Wednesday, February 28, 2007

Rural jobs key to UN's poverty feight

from The Hindustan Times

Kumkum Chadha

In 2006 the rate of economic growth in the Asia Pacific region rose to over seven per cent but performance was poor in the areas of infant mortality, HIV prevalence and access to basic glitation in urban areas.

• The same year Latin America and the Caribbean showed positive economic performance yet 60 percent of the rural population lives below the poverty line.
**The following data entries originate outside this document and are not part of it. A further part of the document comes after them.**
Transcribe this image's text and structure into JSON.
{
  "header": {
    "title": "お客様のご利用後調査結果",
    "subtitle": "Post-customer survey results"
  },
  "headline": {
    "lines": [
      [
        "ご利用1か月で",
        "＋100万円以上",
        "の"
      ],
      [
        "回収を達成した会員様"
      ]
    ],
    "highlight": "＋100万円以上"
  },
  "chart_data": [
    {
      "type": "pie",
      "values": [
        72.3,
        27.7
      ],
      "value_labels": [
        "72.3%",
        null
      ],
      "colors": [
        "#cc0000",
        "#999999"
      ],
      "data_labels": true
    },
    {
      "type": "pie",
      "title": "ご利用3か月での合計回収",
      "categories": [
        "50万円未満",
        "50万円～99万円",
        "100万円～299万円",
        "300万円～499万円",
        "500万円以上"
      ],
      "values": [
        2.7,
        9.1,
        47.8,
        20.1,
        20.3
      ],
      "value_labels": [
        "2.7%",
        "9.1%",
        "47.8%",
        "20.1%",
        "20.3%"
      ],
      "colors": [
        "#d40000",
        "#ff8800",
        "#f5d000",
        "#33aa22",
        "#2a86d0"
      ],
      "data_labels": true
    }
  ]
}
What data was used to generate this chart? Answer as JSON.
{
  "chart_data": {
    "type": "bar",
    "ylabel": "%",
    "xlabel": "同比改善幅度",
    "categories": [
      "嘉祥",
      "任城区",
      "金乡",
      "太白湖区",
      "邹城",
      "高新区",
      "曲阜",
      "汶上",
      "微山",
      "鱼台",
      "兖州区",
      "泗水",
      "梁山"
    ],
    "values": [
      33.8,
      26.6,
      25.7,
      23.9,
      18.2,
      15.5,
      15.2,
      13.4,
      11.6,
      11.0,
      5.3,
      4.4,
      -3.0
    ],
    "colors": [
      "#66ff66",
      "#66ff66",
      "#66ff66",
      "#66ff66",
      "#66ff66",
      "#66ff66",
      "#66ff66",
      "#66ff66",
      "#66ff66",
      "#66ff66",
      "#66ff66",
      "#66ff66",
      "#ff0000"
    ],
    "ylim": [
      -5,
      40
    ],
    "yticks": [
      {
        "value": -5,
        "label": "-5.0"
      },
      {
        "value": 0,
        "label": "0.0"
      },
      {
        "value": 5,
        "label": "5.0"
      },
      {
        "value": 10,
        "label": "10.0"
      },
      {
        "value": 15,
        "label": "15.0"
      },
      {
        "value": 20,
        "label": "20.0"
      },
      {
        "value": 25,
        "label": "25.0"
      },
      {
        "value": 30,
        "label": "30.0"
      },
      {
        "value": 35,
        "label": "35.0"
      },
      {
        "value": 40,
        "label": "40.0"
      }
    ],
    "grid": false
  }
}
The region also shows a high-level of income disparity.

• Although a third of the countries in eastern and southern Africa have projected economic growth rates of over five percent, the number of people living on less than $1 a day continues to increase.

The solution: To stem the flow of people from the countryside to cities and halt the erosion of rural economies, the focus must be on empowerment.

And the emphasis must shift from maintaining people to helping them prosper To achieve this a two-pronged strategy should be adopted: promote development and fight poverty.

This was the work plan hammered out at the UN's International Fund for Agricultural Development (IFAD) meeting held here.

Underlining the need for partnership, delegates from 165 member countries converged to discuss rural employment and livelihoods at the Palazzo dei Congressi.

They included Mozambique's Prime Minister Luisa Dias Diogo and Italy's Finance Minister Tommaso Padoa Schioppa, among others.

IFAD hosted three round table meets, which debated rural employment in all its aspects, including migration and generating livelihood opportunities for rural youth.

While the consequences of rural migration to urban areas were explored, the need for a development policy to support rural youth was underlined.

Discussions centered around how young people were neglected by policymakers and development practitioners in poverty reduction programmes: "Development policies in the past 30 years have been urban biased.

They have failed to benefit rural areas from the growth generated by market economies because of lack of infrastructure and lack of investment in agriculture in rural areas" said Samir Radwan, an expert on the Near East and North African region.

Professor Aziz Khan from the Columbia University said lack of productivity in agriculture results in high rural out-migration: "Poor rural people need to be able to make a living from agriculture or we need to help them find alternative sources of income" Khan said.